I will be doing many things this holiday weekend. Blogging is not one.

So, you’re going to get five retro reviews.

This is the first, and it’s probably the last time I’ll read Anne Rice.

From October 9, 2009 …

Review: Angel Time: The Songs of the Seraphim, Book One, Anne Rice, 2009.Angel Time

Since this is the first of her novels I’ve read, I didn’t come to this book with any expectations or resentments about Rice’s recent change of subjects or themes.

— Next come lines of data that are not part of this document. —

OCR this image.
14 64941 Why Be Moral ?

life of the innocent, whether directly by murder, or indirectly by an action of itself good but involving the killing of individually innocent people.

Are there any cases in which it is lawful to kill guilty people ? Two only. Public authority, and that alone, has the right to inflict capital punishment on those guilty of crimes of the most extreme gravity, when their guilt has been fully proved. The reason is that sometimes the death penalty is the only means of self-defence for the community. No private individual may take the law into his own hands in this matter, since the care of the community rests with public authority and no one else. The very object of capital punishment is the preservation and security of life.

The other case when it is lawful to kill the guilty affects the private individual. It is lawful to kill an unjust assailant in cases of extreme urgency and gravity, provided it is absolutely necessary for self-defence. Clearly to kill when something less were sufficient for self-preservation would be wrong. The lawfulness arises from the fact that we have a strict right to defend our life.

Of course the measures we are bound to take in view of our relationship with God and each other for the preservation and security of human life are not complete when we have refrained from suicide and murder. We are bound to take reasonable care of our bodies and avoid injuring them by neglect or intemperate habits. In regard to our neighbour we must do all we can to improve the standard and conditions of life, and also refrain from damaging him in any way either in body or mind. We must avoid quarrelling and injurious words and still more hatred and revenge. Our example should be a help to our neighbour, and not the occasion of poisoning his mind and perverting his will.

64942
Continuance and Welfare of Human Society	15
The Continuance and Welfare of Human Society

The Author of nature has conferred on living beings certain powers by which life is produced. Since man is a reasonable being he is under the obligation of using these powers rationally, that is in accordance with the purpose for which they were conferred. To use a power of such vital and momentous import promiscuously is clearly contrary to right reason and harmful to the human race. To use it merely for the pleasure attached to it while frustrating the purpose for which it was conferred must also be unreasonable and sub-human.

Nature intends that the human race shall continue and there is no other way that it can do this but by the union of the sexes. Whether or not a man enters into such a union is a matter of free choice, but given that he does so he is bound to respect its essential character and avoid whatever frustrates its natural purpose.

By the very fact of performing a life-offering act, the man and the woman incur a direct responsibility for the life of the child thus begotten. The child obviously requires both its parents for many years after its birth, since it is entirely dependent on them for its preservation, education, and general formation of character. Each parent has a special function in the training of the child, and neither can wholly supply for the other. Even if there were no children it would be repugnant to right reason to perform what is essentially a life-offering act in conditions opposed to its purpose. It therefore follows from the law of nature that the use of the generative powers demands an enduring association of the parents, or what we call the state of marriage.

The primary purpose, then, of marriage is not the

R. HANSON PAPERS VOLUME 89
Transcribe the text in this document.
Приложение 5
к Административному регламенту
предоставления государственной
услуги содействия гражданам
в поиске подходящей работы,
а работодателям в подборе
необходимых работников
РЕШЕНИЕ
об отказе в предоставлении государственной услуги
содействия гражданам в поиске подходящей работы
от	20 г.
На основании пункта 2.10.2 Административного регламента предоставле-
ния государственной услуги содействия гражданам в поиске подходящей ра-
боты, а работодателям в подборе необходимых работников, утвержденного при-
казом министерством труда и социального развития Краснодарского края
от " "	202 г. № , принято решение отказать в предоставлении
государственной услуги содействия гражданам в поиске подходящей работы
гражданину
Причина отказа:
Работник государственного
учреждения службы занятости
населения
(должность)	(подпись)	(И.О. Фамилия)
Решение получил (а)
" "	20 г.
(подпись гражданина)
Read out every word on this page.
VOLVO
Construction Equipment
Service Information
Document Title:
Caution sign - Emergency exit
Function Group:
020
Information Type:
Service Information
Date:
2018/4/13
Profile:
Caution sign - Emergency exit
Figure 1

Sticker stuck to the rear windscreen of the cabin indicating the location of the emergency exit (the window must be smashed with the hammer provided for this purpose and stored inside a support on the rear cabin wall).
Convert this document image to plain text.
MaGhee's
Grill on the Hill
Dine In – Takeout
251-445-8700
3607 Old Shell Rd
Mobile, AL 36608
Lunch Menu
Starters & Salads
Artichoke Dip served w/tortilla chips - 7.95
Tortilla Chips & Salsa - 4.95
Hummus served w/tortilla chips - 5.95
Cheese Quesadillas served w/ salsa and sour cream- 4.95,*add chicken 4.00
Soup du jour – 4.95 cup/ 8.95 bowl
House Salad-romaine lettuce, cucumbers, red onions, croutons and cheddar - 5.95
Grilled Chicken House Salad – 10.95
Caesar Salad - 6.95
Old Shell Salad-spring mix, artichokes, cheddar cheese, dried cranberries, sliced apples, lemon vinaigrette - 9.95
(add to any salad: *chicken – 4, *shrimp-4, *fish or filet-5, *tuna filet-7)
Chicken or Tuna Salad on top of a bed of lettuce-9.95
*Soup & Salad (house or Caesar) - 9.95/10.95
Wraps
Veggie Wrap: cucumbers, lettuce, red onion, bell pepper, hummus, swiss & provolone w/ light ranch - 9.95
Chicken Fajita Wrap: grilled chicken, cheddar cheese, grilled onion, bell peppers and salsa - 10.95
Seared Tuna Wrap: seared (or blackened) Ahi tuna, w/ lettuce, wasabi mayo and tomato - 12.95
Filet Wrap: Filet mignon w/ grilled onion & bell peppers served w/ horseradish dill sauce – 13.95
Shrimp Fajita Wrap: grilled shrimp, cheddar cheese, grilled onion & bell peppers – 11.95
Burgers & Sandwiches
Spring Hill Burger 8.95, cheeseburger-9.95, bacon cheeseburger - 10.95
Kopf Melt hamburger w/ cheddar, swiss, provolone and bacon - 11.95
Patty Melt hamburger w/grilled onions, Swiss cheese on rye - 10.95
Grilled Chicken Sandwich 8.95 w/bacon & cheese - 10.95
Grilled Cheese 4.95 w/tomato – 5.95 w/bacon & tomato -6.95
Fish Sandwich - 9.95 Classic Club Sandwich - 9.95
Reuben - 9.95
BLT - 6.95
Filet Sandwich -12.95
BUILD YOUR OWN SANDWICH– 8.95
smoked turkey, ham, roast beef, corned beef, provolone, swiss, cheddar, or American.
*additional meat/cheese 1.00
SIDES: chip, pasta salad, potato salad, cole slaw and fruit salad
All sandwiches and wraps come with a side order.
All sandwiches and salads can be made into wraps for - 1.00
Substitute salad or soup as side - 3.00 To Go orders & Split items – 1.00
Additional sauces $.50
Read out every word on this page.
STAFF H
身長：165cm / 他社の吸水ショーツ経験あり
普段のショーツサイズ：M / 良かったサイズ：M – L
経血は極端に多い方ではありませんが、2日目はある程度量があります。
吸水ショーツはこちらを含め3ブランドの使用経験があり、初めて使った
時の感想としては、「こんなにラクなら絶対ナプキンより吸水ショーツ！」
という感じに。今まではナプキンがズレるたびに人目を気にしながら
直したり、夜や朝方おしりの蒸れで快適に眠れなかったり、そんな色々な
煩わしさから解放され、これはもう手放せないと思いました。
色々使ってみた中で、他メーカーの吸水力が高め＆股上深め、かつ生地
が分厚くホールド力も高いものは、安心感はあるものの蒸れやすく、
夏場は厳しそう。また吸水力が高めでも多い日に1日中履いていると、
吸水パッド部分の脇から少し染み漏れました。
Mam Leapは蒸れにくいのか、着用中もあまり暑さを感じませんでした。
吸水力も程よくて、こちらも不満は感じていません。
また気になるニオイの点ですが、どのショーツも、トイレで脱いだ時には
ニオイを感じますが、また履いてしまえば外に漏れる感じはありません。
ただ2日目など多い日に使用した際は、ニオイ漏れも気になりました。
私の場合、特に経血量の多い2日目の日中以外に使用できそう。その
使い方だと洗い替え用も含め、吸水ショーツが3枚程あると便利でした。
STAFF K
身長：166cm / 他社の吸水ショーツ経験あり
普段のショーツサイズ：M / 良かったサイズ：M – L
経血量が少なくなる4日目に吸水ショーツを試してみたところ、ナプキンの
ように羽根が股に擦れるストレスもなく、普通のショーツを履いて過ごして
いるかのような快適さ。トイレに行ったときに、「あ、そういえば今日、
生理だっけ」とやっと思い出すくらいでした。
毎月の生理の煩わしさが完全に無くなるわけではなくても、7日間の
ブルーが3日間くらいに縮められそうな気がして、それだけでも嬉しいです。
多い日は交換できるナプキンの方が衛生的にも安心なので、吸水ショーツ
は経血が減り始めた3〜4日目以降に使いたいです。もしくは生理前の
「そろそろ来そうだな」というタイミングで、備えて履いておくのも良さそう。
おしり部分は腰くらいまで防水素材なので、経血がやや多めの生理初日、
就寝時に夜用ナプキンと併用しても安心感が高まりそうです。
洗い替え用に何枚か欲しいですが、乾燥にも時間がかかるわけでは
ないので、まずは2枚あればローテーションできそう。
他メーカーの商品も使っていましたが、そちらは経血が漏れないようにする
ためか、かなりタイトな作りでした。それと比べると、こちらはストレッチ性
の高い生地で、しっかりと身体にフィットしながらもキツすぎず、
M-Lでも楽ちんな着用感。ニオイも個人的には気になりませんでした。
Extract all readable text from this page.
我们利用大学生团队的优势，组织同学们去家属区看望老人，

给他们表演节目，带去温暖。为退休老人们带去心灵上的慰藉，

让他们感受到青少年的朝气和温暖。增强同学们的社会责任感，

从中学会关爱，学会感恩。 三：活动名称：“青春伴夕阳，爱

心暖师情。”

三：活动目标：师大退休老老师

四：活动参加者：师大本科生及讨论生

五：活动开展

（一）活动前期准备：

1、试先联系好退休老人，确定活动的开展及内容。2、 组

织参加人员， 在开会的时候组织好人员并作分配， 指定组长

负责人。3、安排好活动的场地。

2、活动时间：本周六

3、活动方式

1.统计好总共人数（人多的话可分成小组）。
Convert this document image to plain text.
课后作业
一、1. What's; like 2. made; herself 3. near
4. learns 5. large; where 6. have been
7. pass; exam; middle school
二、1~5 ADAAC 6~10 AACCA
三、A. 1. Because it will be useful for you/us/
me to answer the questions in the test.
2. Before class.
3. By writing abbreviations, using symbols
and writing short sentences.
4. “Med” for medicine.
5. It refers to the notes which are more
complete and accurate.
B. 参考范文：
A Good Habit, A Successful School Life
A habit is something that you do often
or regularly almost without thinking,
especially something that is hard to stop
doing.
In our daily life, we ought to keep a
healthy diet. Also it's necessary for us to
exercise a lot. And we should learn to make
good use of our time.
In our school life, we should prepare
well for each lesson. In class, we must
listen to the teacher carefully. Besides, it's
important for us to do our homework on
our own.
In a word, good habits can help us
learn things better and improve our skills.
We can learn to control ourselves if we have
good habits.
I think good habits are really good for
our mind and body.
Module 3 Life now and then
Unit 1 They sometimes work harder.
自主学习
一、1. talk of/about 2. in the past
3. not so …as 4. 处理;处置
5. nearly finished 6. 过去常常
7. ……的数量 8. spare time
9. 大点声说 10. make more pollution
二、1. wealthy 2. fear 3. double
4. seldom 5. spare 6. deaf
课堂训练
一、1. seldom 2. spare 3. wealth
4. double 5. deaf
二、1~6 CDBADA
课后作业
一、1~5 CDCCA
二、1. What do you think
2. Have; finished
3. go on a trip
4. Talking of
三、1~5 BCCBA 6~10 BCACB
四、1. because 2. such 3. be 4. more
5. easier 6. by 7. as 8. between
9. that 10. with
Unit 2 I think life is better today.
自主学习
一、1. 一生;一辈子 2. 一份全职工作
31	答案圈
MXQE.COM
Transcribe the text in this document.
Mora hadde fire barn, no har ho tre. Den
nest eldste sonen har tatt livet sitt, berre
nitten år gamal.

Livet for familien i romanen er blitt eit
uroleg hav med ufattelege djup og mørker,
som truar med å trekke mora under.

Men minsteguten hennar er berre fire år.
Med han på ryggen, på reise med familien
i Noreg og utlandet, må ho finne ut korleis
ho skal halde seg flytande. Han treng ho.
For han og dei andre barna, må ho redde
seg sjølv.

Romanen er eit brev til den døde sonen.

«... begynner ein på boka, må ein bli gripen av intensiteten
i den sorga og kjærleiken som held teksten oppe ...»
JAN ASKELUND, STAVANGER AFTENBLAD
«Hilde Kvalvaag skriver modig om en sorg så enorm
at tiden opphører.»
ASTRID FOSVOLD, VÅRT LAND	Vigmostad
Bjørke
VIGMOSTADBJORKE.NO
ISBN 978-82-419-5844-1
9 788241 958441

This book suffers from several problems. The first is that its setup – a modern hitman recruited by his guardian angel to undertake a mission into medieval England – hints at an intriguing, violent story that never materializes. Malchiah, guardian angel to protagonist Toby O’Dare, seems to think Toby is ideally suited for this mission. I remained unconvinced. O’Dare’s contributions seem to be his beautiful, graceful appearance which renders him credible enough to attempt a deceit to save the Jews of Norwich, England. To be sure, Toby has also read extensively about the time. But Rice seems to cheat a little by giving him linguistic abilities which he hasn’t earned unless we’re dealing with an implicit gift of tongues. The second problem is that the characters all sound alike when narrating their tales be it Toby O’Dare or Malchiah or the Jewish woman Fluria. The third problem is that, for a tale involving an assassin and a threatened massacre of Jews in England, it’s remarkably ungrim and beautiful – in fact several figures are described as beautiful or graceful: Fluria, Meir, Godwin, Toby, Malchiah, even the mysterious Right Man (who may head a government assassination bureau). Granted, that constant emphasis on beauty and grace is sometimes an advantage in conveying the visual attraction of the Catholic faith, and Rice depicts some of the nuances of Jewish-Christian relations in the Middle Ages. But it is too much beauty when depicting the fallen human world.

The fourth problem is that the story is too long. Rice writes some nice sentences, has some truthful, insightful bits in her internal monologues and then dilutes the effect by being too wordy. Finally, the ending is contrived, a revelation to Toby too neatly mirroring another character’s dilemna.

The book ends with a hint of more Toby adventures to come. I didn’t hate this novel. But I didn’t find Toby’s adventures intriguing enough to want more.